Correlation function arm_correlate_f32 has wrong output array length expectation for NEON

ARM-software / CMSIS-DSP

CMSIS-DSP embedded compute library for Cortex-M and Cortex-A

https://arm-software.github.io/CMSIS-DSP

Apache License 2.0

518 stars 133 forks source link

Correlation function arm_correlate_f32 has wrong output array length expectation for NEON #120

Open yuvpg opened 1 year ago

yuvpg commented 1 year ago

arm_correlate_f32() expecting the output array size to be 2*srcALen - 1 instead of srcALen + srcBLen - 1 for ARM_MATH_DSP case.

Maybe just changing line 361 will be enough to fix the issue.

Now the output is unexpected, and call leads to buffer overflow if you don't guess output array size correctly:

    const int kerN = 7;
    float ker[kerN] = {+1,+1,+1,-1,-1,+1,-1};
    const int dataN = 21;
    float data[dataN] = {0, 0,+1,+1,+1,-1,-1,+1,-1, 0, 0, 0, 0, 0, 0, 0, 0, 0, 0, 0, 0};

    const int resN = 2*dataN-1; // why so long array needed?
    float res[resN];

    for (int i = 0; i < resN; i++) {
        res[i] = NAN;
    }

    arm_correlate_f32(data, dataN, ker, kerN, res);

results in

res={nan,nan,nan,nan,nan,nan,nan,nan,nan,nan,nan,nan,nan,nan,0,0,-1,0,-1,0,-1,0,7,0,-1,0,-1,0,-1,0,0,0,0,0,0,0,0,0,0,0,0};

christophe0606 commented 10 months ago

In the documentation I can read:

The pDst should be initialized to all zeros before being used.

and also in documentation:

size of buffer should 2 * max(srcALen, srcBLen) - 1

So I don't see any bug. It behaves as expected but I agree that it may be improved to use less memory.

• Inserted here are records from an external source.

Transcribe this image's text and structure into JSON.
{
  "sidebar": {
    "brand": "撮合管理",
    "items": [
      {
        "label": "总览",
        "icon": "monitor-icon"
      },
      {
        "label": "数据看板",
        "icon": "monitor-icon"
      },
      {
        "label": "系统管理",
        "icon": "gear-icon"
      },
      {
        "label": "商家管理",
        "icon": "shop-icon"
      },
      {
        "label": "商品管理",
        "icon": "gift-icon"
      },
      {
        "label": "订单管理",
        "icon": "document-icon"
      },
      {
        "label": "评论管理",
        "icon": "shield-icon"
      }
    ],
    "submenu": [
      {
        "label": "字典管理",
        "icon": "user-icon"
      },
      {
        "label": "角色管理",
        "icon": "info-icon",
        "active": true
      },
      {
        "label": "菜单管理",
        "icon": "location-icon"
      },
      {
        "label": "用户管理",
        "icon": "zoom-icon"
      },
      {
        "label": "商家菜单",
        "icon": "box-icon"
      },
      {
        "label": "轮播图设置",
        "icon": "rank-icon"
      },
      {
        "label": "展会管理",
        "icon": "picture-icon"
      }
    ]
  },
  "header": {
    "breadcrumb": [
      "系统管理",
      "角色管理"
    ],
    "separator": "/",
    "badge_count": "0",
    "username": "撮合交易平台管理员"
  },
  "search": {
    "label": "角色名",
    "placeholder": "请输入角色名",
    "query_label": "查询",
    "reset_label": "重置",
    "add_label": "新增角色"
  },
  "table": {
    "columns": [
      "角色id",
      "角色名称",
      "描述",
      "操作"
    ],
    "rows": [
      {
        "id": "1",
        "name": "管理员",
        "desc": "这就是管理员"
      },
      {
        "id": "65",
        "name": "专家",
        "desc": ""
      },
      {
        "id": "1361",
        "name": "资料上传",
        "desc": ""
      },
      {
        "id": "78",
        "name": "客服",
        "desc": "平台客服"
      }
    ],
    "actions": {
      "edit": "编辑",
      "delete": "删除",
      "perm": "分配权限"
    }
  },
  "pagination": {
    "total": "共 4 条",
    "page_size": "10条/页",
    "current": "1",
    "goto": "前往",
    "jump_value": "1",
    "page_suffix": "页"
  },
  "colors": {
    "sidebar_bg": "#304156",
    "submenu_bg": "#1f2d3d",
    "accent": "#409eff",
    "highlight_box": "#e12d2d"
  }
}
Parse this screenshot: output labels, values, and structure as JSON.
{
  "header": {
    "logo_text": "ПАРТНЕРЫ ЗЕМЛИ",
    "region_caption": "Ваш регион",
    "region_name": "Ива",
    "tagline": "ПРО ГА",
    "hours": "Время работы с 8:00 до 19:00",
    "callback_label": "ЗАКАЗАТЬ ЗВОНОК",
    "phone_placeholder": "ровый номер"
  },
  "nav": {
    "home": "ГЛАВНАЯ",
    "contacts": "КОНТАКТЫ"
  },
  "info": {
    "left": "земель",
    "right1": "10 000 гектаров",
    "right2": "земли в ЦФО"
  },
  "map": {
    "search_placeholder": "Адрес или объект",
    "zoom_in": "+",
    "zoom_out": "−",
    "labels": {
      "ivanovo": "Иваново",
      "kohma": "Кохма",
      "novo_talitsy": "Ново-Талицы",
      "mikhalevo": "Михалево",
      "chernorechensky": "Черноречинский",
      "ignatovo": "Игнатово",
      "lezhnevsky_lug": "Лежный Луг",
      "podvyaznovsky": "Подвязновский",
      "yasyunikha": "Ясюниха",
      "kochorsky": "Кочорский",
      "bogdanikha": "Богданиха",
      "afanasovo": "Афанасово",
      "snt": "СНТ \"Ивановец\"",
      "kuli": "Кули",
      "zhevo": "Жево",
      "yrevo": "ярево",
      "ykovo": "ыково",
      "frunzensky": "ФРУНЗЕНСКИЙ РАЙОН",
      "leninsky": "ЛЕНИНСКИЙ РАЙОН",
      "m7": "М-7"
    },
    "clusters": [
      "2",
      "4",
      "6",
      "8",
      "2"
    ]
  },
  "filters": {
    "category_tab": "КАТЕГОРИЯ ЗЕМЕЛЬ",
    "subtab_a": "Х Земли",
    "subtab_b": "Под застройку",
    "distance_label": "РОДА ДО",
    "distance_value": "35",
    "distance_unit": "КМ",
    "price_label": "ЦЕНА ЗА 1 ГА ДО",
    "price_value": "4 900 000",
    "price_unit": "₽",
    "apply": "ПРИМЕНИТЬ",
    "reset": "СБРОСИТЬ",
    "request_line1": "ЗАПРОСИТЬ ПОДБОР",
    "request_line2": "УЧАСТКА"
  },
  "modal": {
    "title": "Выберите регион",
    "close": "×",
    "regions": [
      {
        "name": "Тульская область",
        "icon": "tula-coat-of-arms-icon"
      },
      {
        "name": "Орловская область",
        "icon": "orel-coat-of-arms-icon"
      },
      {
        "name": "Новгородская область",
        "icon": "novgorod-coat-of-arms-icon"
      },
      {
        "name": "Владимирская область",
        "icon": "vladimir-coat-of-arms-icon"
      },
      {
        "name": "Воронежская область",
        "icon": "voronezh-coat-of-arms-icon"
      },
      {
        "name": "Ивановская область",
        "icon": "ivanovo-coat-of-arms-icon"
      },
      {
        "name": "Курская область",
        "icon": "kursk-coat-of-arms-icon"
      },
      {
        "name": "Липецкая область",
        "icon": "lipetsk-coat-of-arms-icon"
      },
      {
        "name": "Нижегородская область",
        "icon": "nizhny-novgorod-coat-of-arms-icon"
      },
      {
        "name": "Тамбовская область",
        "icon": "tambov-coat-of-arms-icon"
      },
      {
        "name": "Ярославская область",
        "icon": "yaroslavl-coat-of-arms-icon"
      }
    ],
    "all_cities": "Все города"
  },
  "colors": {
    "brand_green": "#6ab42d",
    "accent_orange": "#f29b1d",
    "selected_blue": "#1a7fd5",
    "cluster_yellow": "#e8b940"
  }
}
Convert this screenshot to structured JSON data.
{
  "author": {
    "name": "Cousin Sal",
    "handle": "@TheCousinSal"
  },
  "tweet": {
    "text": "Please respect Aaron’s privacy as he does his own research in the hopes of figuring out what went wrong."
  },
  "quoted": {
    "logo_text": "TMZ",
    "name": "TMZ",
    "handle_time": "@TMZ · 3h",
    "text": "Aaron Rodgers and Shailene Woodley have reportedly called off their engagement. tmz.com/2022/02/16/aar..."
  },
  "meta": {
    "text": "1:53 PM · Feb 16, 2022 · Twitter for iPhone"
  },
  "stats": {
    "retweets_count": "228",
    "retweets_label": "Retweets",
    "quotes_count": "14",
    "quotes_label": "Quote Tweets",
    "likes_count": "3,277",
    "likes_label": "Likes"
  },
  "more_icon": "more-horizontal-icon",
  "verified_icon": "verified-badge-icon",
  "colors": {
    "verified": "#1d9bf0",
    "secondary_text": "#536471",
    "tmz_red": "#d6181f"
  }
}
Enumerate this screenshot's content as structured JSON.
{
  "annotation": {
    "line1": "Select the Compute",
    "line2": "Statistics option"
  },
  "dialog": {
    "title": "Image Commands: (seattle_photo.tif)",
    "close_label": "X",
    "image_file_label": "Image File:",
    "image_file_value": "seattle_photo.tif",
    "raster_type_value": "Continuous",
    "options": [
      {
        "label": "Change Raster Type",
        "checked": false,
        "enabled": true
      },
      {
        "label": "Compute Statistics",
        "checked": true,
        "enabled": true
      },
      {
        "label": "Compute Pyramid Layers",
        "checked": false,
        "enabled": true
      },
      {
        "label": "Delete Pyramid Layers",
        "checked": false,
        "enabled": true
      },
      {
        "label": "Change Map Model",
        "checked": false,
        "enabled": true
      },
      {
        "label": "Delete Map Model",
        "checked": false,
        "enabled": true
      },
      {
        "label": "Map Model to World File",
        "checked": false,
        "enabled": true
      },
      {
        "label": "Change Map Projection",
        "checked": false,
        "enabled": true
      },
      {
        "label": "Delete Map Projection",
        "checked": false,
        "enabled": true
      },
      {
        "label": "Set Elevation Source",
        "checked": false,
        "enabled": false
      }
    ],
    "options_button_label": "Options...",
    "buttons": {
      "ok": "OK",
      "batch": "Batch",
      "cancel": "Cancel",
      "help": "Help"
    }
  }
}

I think the reason it is done like that is to:

Avoid tests in the code
Avoid having to pad the entries so that buffers have same lengths

rohardy commented 6 months ago

From the documentation :

The result c[n] is of length 2 * max(srcALen, srcBLen) - 1 and is defined over the interval n=0, 1, 2, ..., (2 * max(srcALen, srcBLen) - 2). The output result is written to pDst and the calling function must allocate 2 * max(srcALen, srcBLen) - 1 words for the result.

but should not the result c[n] be defined over the interval n=0, 1, 2, ..., srcALen + srcBLen - 2 ? Since a full correlation returns an array of size srcALen + srcBLen - 1 .

Edit

Depending of whether scrALen is greater than srcBLen (or not), c[n] is not defined on the same interval.

If srcALen < srcBLen then n=0, 1, 2, ..., srcALen + srcBLen - 2. If srcALen > srcBLen then n=srcALen-srcBLen,..., 2*srcALen - 2

I found the documentation a bit misleading about the definition domain of c.

christophe0606 commented 6 months ago

@rohardy The output is padded with zeros. It is longer than what is strictly needed.

rohardy commented 6 months ago

@christophe0606 I understand, but I think the documentation could be more precise about where the actual result lays.

christophe0606 commented 6 months ago

@rohardy You're right. Documentation will be improved.